One awesome customer service experience can keep you flying all day. One lousy experience can ruin your whole week.
So here's to the cashier at our local supermarket in St. Louis. You know who you are, buddy.
- As I approached your checkout lane, you looked at me as if I had just shot your dog.
- When I said “Good morning,” you stared at me icily, then joylessly rang up my purchases.
- When I asked you a question about the card reader, you looked straight at me and actually said … nothing.
- As I waited for you to bag my items, you gave me a glance that said, “You, personally, are the reason why my life sucks.
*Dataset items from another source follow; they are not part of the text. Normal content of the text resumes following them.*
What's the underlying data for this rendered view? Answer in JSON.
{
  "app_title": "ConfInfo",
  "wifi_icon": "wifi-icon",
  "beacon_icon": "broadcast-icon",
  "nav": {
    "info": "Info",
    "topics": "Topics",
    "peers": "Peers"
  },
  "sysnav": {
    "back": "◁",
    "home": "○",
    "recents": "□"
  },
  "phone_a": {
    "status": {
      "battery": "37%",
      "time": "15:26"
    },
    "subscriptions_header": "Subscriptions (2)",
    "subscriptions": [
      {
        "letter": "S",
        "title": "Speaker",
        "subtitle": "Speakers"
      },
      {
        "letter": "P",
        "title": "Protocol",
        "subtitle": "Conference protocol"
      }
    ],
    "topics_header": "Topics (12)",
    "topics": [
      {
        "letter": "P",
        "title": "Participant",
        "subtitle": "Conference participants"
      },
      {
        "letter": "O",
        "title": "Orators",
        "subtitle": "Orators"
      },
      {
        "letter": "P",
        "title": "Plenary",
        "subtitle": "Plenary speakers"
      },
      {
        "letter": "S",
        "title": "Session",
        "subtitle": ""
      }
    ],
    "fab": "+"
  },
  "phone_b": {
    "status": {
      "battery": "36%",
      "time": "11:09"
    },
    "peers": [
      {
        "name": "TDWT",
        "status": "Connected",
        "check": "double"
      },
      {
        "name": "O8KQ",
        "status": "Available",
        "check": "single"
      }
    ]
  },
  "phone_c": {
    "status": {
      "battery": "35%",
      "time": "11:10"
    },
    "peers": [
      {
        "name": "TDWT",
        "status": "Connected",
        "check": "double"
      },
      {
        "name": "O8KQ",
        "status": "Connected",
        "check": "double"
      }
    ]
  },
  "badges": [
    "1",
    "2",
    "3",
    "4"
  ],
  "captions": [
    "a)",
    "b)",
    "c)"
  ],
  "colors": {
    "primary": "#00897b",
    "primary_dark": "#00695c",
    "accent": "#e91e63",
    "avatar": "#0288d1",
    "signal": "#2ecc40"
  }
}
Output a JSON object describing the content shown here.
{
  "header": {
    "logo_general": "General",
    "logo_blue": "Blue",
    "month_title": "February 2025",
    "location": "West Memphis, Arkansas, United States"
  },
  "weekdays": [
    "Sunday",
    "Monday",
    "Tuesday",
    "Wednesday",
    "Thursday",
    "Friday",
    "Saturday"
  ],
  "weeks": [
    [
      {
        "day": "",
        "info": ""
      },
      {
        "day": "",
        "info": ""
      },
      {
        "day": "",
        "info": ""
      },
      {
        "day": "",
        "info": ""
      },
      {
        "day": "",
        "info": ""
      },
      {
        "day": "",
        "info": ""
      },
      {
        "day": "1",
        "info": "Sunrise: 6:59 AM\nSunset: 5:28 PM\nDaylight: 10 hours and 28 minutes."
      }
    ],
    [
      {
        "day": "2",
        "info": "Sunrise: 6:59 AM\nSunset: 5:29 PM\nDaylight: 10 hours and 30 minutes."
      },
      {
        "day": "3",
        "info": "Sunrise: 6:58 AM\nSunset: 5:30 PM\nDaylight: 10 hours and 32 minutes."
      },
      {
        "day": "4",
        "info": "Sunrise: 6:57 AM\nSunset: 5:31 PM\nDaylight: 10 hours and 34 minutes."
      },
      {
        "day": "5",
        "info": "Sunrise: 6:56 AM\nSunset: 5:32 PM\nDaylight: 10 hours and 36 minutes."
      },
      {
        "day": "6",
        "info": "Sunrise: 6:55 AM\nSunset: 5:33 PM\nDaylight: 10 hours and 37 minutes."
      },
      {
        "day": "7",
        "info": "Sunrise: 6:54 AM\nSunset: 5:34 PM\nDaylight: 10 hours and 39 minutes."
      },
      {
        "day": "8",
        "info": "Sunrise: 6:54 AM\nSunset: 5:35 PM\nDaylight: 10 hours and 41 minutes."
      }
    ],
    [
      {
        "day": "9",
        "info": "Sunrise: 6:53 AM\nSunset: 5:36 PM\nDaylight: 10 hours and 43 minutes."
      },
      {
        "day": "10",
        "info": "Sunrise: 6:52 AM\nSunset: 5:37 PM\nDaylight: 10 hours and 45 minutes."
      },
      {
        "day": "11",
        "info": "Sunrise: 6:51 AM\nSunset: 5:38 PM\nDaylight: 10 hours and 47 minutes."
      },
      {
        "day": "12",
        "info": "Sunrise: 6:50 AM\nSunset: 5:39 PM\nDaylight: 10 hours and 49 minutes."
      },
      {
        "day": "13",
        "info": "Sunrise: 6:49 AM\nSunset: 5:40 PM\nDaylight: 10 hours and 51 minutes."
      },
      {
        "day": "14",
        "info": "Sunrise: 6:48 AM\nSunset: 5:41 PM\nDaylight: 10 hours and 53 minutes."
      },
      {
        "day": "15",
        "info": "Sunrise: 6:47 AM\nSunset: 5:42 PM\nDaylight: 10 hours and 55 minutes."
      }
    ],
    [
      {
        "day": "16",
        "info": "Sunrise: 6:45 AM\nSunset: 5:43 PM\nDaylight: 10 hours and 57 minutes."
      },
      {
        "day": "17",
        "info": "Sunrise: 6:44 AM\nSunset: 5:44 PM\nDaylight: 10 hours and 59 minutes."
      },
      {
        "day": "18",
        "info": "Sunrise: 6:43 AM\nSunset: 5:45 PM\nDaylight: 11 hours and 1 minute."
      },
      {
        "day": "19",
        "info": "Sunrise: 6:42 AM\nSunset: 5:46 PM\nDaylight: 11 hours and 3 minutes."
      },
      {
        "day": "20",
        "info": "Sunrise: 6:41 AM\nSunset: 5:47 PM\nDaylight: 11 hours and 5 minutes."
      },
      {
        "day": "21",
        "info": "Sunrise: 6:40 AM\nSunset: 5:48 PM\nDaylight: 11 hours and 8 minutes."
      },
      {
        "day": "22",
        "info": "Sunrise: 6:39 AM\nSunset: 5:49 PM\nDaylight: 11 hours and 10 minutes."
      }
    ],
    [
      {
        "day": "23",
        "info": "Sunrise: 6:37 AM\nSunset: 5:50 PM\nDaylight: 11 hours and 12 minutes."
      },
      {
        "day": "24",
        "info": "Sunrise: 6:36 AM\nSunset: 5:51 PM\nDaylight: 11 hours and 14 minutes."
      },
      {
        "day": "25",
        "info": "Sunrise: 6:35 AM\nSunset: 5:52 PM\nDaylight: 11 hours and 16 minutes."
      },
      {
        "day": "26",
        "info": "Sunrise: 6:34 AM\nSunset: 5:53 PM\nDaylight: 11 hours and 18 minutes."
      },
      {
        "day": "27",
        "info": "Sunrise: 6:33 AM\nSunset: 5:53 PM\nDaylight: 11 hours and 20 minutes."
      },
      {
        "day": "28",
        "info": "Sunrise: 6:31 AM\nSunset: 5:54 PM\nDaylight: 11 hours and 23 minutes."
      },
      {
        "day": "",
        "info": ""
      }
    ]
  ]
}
I hope you die.”
- Then you wordlessly threw my stuff in a bag and mentally kicked my butt out the door.
And you know what? Your little misery fest actually worked. For a while there, I felt awful. I let you crawl completely under my skin. Believe me, it wasn't a pleasant experience, having someone as entirely pathetic and miserable as you under my skin.
Finally, for the sake of my own sanity, I told myself you were just having a bad day. No one can be that awful, that mean-spirited, that completely rotten all of the time.
So really, I'm sorry for the angst you felt that day, and I apologize for the inconvenience I caused you. It couldn't have been easy, having to deal with an actual human in your state.
If you don't mind, though, can I offer a word of advice? Don't let your employer see that act. They tend to frown on customer-facing personnel treating actual customers like crap.
Come on, people — at least pretend to care. Do that and I might shop at your store again.
Put forth a little extra effort and treat me like I mean something to you, and I'll be a customer for life.
Treat me like Cashier Crabbypants, though, and you run the very real risk that I'll never set foot in your store again.
Are your people treating your customers like royalty? Or like an inconvenience?
In a world where social media and instant communication are the norm, what does the answer mean for your company?